I have begun Advent in Hope, but am deeply aware of all the sorrow swirling around me. I have been  for weeks now. It has shown up in all shapes and sizes among the people I know and love: the loss of a spouse for one longtime friend, the failing of another body part in someone else, the ending of traditions of many years because of circumstance, and more tragically, the continuous pouring out of the failure of human beings, personally and politically.  So I grieve, for that which has been lost, for that which has been broken, and for the allure of despair that can accompany grief in some of its stages.

When I think about the familiar characters in the stories of the Advent and Christmas season, I see that many of them were acquainted with sorrow in their participation on the events of the season we now celebrate. Mary was unexpectedly, inexplicably pregnant, with a fiance willing, possibly eager, to divorce her. Joseph felt betrayed, with no clear idea what to do next. The Wise Ones from afar seemed to be charged with the need to find a solution, a truth, to the searching of their minds and souls. And the Church marks with deep sorrow the slaughter of the innocent ones after Herod’s insane rampage in killing all the infant boys born, who threatened his imagination.

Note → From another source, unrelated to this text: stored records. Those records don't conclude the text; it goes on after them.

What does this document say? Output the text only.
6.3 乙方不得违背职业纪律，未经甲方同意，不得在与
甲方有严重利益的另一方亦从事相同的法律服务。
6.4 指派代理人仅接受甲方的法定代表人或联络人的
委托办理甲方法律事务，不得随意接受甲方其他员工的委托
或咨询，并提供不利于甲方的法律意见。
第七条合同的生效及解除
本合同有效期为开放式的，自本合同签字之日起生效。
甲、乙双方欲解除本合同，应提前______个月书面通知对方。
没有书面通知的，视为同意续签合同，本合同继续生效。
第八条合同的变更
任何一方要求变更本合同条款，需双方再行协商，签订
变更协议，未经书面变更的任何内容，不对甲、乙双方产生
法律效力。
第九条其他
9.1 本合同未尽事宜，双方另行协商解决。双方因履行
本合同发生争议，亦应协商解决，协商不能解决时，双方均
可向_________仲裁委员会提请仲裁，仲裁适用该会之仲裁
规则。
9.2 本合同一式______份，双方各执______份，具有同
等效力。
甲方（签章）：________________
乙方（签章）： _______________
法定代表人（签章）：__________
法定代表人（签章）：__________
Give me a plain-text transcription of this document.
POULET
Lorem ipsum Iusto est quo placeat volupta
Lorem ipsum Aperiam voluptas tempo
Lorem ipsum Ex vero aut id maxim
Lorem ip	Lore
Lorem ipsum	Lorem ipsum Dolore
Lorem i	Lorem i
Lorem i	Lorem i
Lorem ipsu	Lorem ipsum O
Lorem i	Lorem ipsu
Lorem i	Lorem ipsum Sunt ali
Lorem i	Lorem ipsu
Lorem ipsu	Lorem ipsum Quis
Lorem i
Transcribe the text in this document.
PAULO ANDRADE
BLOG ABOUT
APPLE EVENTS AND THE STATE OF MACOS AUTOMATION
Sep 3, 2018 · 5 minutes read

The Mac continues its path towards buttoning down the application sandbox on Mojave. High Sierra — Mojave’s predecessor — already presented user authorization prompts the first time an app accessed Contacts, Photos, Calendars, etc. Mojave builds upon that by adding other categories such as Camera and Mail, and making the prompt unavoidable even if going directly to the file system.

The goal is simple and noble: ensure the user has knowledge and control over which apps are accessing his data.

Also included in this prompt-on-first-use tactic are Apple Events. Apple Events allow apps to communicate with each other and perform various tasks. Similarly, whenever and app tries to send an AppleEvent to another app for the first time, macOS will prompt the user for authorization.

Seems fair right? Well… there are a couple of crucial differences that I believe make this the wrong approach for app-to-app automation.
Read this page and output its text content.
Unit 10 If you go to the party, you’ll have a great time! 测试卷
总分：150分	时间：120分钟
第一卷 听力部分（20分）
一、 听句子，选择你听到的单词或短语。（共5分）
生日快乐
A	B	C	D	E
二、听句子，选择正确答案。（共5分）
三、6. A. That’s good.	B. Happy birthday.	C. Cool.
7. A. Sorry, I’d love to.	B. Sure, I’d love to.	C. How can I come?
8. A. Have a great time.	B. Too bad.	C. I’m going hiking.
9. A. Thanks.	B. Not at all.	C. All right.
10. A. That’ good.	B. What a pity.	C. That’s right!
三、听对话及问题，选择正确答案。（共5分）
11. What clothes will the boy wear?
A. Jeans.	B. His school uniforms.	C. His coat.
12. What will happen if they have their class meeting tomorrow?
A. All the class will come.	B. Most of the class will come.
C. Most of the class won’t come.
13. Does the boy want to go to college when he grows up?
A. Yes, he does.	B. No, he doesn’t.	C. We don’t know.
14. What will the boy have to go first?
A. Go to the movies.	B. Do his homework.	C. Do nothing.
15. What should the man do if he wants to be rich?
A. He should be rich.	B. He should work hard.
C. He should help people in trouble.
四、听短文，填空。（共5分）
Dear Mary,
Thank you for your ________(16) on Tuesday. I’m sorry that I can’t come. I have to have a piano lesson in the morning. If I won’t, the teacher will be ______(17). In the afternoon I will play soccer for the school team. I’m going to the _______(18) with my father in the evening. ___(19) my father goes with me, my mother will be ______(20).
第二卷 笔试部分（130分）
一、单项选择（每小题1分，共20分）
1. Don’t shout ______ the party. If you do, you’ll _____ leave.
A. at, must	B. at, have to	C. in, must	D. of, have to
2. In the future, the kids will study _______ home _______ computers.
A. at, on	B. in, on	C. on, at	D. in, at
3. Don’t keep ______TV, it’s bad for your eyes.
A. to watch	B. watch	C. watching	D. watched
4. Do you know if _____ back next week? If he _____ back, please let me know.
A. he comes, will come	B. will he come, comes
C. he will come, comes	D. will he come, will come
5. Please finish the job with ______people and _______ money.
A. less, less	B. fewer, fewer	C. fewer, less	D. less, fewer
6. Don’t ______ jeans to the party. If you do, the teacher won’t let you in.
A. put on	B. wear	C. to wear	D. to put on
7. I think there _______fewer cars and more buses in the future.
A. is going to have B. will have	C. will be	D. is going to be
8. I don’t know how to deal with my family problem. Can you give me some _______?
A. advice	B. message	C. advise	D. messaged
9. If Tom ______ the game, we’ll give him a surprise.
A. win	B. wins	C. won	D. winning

I can and do connect with those sorrows. There is sorrow in the child that appears, no matter what age or stage, that seems to require something more from us than we are able to provide, or with whom we are ill-matched. There is sorrow in marriages and partnership when illness or grief strikes a loved one. There is sorrow in so many who have been faithful to the ideals and the principles to which their lives have been committed, only to find that now all the rules, sensibilities and specs have changed. And our lamentation is deep and wide when we witness the brutality and callousness and dis-empowering of so many vulnerable human beings, in our own neighborhoods and in our nation and the nations all around the globe. In this “bleak midwinter” of our world’s history, we grieve profoundly, even as we look for some Light that will show us how to participate in its healing.

I began Advent with a trip to the local art museum where there is a stunning exhibit of the work that Marc Chagall created for ballet and opera. Colorful, provocative, enchanting, each figure and background set forth imagination and energy, but also each one carried a shadow, the sorrow to be found in the work for which it was created. Even in “The Magic Flute” by Mozart which delights with humor, with wit and intrigue, in the midst there is sorrow, an intimation of which I found in the backdrop (pictured above) that opened the opera, “wings of sorrow,” lurking even in the starry sky. I am comforted with the depiction.

I also began Advent reading Father Gregory Boyle’s new book Barking to the Choir in which he regales his readers with story after story of the tears of tragedy that is the daily fare of the “homies” with whom he works. The stories are unimaginable to some of us who live comfortable lives. A friend of mine said, “I laughed, I cried, I laughed, I cried, over and over.” Yet it is a book about Hope, even in and through the sorrow.

I am challenged to give place in my life to the sorrow that is part of who we are, where we are in this time in history. Sorrow is a constant thread of life, not strange, not the result of something bad, just life on this earth. But it is not the only thread, nor the last word. I acknowledge the sorrow, grieve it whatever way is right for me, and leave room for Hope to come in. Not a bad way to begin Advent!